There were 169 households, of which 30.2% had children under the age of 18 living with them, 51.5% were married couples living together, 10.1% had a female householder with no husband present, 5.9% had a male householder with no wife present, and 32.5% were non-families. 29.6% of all households were made up of individuals, and 14.8% had someone living alone who was 65 years of age or older. The average household size was 2.62 and the average family size was 3.25.

The median age in the city was 34.1 years. 30.2% of residents were under the age of 18; 7.6% were between the ages of 18 and 24; 22.8% were from 25 to 44; 23.9% were from 45 to 64; and 15.6% were 65 years of age or older. The gender makeup of the city was 52.1% male and 47.9% female.

===2000 census===
As of the census of 2000, there were 550 people, 216 households, and 149 families living in the city. The population density was 219.6 PD/sqmi. There were 243 housing units at an average density of 97.0 /sqmi. The racial makeup of the city was 97.27% White, 0.18% African American, 0.55% Native American, 0.36% Pacific Islander, and 1.64% from two or more races.

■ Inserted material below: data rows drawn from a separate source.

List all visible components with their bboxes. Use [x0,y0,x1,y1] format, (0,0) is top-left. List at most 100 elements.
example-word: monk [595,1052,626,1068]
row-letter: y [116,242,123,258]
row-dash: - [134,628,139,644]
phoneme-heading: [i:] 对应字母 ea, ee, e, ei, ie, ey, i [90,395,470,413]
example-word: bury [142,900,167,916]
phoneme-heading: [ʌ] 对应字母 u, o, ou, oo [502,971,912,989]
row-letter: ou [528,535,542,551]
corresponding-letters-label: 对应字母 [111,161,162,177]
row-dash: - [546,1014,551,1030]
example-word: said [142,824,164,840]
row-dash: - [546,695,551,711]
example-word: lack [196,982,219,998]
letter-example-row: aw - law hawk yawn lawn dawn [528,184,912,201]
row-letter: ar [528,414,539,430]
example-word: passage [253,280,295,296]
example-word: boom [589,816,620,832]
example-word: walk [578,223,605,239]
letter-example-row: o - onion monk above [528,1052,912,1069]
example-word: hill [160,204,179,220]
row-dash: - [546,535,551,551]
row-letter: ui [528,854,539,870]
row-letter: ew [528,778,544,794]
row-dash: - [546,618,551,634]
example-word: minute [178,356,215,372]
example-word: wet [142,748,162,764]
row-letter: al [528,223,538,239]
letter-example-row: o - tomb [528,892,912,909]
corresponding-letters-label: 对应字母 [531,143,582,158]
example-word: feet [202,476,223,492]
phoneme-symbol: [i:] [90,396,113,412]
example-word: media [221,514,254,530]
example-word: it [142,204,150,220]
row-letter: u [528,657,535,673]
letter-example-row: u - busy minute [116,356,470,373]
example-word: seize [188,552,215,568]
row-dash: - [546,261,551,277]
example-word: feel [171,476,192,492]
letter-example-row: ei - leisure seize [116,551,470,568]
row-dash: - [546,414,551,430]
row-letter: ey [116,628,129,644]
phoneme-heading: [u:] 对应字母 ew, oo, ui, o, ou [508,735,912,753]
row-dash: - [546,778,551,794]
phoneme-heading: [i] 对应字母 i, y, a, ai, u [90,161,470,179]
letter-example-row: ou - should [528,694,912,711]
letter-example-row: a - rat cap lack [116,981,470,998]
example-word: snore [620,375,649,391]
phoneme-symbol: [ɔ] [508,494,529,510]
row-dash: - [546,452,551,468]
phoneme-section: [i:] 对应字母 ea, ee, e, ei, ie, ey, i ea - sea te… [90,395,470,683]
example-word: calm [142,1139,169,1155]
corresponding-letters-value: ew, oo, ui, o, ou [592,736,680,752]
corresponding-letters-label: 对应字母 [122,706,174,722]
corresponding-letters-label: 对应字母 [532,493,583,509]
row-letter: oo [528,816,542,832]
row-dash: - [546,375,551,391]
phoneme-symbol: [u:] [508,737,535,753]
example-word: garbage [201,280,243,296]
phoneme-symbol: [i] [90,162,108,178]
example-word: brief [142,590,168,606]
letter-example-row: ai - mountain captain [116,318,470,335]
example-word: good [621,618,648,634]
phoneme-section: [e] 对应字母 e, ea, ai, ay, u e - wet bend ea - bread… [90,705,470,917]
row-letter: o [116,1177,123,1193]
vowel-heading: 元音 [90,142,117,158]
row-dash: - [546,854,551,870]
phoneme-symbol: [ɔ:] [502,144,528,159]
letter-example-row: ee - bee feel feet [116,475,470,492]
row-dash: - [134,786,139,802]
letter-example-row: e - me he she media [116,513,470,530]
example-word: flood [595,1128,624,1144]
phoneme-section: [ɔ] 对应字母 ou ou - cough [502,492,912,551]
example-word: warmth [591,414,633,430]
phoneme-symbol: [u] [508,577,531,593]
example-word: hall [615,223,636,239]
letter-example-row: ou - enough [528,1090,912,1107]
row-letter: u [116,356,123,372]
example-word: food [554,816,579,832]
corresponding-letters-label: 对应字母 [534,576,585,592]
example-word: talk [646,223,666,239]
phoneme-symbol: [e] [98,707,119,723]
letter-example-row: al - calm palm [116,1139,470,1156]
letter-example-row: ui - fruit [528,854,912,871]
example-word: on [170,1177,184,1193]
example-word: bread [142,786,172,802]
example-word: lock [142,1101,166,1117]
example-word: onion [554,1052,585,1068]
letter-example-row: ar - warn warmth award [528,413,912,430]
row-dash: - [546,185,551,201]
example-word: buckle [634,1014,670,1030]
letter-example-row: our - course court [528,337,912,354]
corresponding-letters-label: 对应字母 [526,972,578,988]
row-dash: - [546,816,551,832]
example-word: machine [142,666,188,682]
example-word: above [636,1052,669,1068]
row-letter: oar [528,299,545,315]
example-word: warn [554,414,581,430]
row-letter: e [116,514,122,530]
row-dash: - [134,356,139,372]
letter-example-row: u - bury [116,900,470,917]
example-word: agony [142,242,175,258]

Hispanic or Latino of any race were 2.18% of the population.

There were 216 households, out of which 29.6% had children under the age of 18 living with them, 58.3% were married couples living together, 7.9% had a female householder with no husband present, and 30.6% were non-families. 26.4% of all households were made up of individuals, and 17.6% had someone living alone who was 65 years of age or older. The average household size was 2.55 and the average family size was 3.06.

In the city, the population was spread out, with 28.5% under the age of 18, 8.9% from 18 to 24, 22.7% from 25 to 44, 17.6% from 45 to 64, and 22.2% who were 65 years of age or older. The median age was 38 years. For every 100 females, there were 107.5 males. For every 100 females age 18 and over, there were 104.7 males.

The median income for a household in the city was $25,938, and the median income for a family was $32,708. Males had a median income of $25,735 versus $16,786 for females. The per capita income for the city was $12,696. About 8.0% of families and 12.0% of the population were below the poverty line, including 17.2% of those under age 18 and 6.8% of those age 65 or over.

==Education==
The community is served by the Van Buren County Community School District.

Milton was previously in the Fox Valley Community School District. Initially the district had two schools: Cantril Elementary School in Cantril and Fox Valley Jr./Sr. High School in Milton, although after Fox Valley grade-sharing arrangement with Wayne Schools in which it sent secondary students to Van Buren Junior/Senior High School in Keosauqua, the former high school closed, and the elementary and district headquarters moved to Milton. The Fox Valley school district consolidated into the Van Buren Community School District effective July 1, 2004. That district in turn merged into Van Buren County CSD on July 1, 2019.